Rich cannot miss an opportunity to trash Hillary Clinton to the bargain. I was waiting for him to find some inane reason to drag her name into this, even though Obama has proven himself to be in bed with corporate interests ten times over. We’d be lucky to have her as President right now. No matter what, I can assure you he would not feel ‘punked.’

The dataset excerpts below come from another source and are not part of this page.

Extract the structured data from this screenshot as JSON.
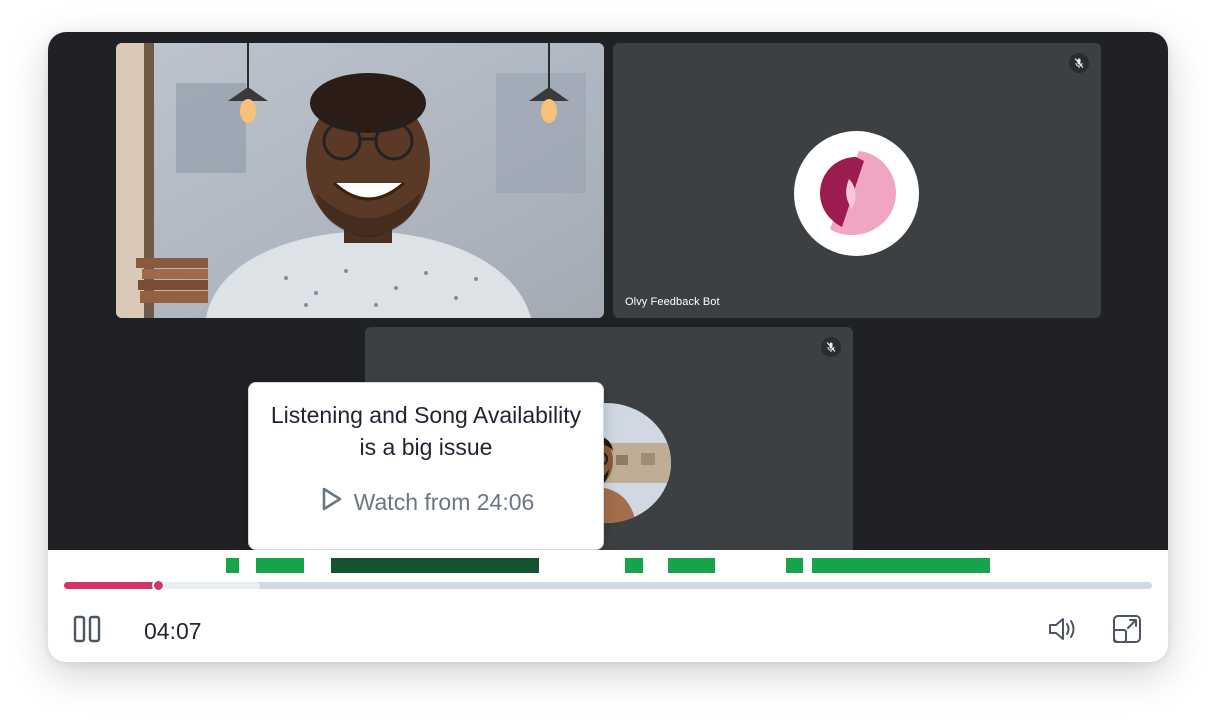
{
  "participants": [
    {
      "id": "speaker",
      "name": "",
      "muted": false
    },
    {
      "id": "bot",
      "name": "Olvy Feedback Bot",
      "muted": true
    },
    {
      "id": "guest",
      "name": "",
      "muted": true
    }
  ],
  "tooltip": {
    "title": "Listening and Song Availability is a big issue",
    "watch_label": "Watch from 24:06"
  },
  "playback": {
    "current_time": "04:07",
    "played_fraction": 0.086,
    "buffered_fraction": 0.18
  },
  "feedback_segments": [
    {
      "start_fraction": 0.159,
      "end_fraction": 0.171,
      "active": false
    },
    {
      "start_fraction": 0.186,
      "end_fraction": 0.229,
      "active": false
    },
    {
      "start_fraction": 0.253,
      "end_fraction": 0.439,
      "active": true
    },
    {
      "start_fraction": 0.515,
      "end_fraction": 0.531,
      "active": false
    },
    {
      "start_fraction": 0.554,
      "end_fraction": 0.596,
      "active": false
    },
    {
      "start_fraction": 0.659,
      "end_fraction": 0.674,
      "active": false
    },
    {
      "start_fraction": 0.682,
      "end_fraction": 0.841,
      "active": false
    }
  ],
  "colors": {
    "progress": "#d6336c",
    "segment": "#16a34a",
    "segment_active": "#14532d",
    "stage": "#202124",
    "tile": "#3c4043",
    "logo_dark": "#9d1c4f",
    "logo_light": "#f0a6c3"
  },
  "icons": {
    "pause": "pause-icon",
    "volume": "volume-icon",
    "fullscreen": "fullscreen-icon",
    "play": "play-outline-icon",
    "mic_off": "mic-off-icon"
  }
}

Still, Mr. Rich cannot hide from the truth although he does try to soft pedal it:
[Obama’s] first questionable post-victory step was to assemble an old boys’ club of Robert Rubin protégés and Goldman-Citi alumni as the White House economic team, including a Treasury secretary, Timothy Geithner, who failed in his watchdog role at the New York Fed as Wall Street’s latest bubble first inflated and then burst. The questions about Geithner’s role in adjudicating the subsequent bailouts aren’t going away, and neither is the angry public sense that the fix is still in. We just learned that nine of those bailed-out banks — which in total received $175 billion of taxpayers’ money, but as yet have repaid only $50 billion — are awarding a total of $32.6 billion in bonuses for 2009.
It’s in this context that Obama can’t afford a defeat on health care. A bill will pass in a Democrat-controlled Congress. What matters is what’s in it. The final result will be a CAT scan of those powerful Washington interests he campaigned against, revealing which have been removed from the body politic (or at least reduced) and which continue to metastasize. The Wall Street regulatory reform package Obama pushes through, or doesn’t, may render even more of a verdict on his success in changing the system he sought the White House to reform.
President Obama has shown no signs that he wants corporate control to stop metastasizing. The advisors and moneyed interests with whom he surrounds himself offer ample evidence of that, which even Mr. Rich now admits.
Despite this Administration’s expending significant resources on smoke and mirrors, the realities that Mr. Rich alludes to are getting more and more attention. Change We Can Believe In has now been substituted with The Fix Is In.
Some of us knew that a long time ago.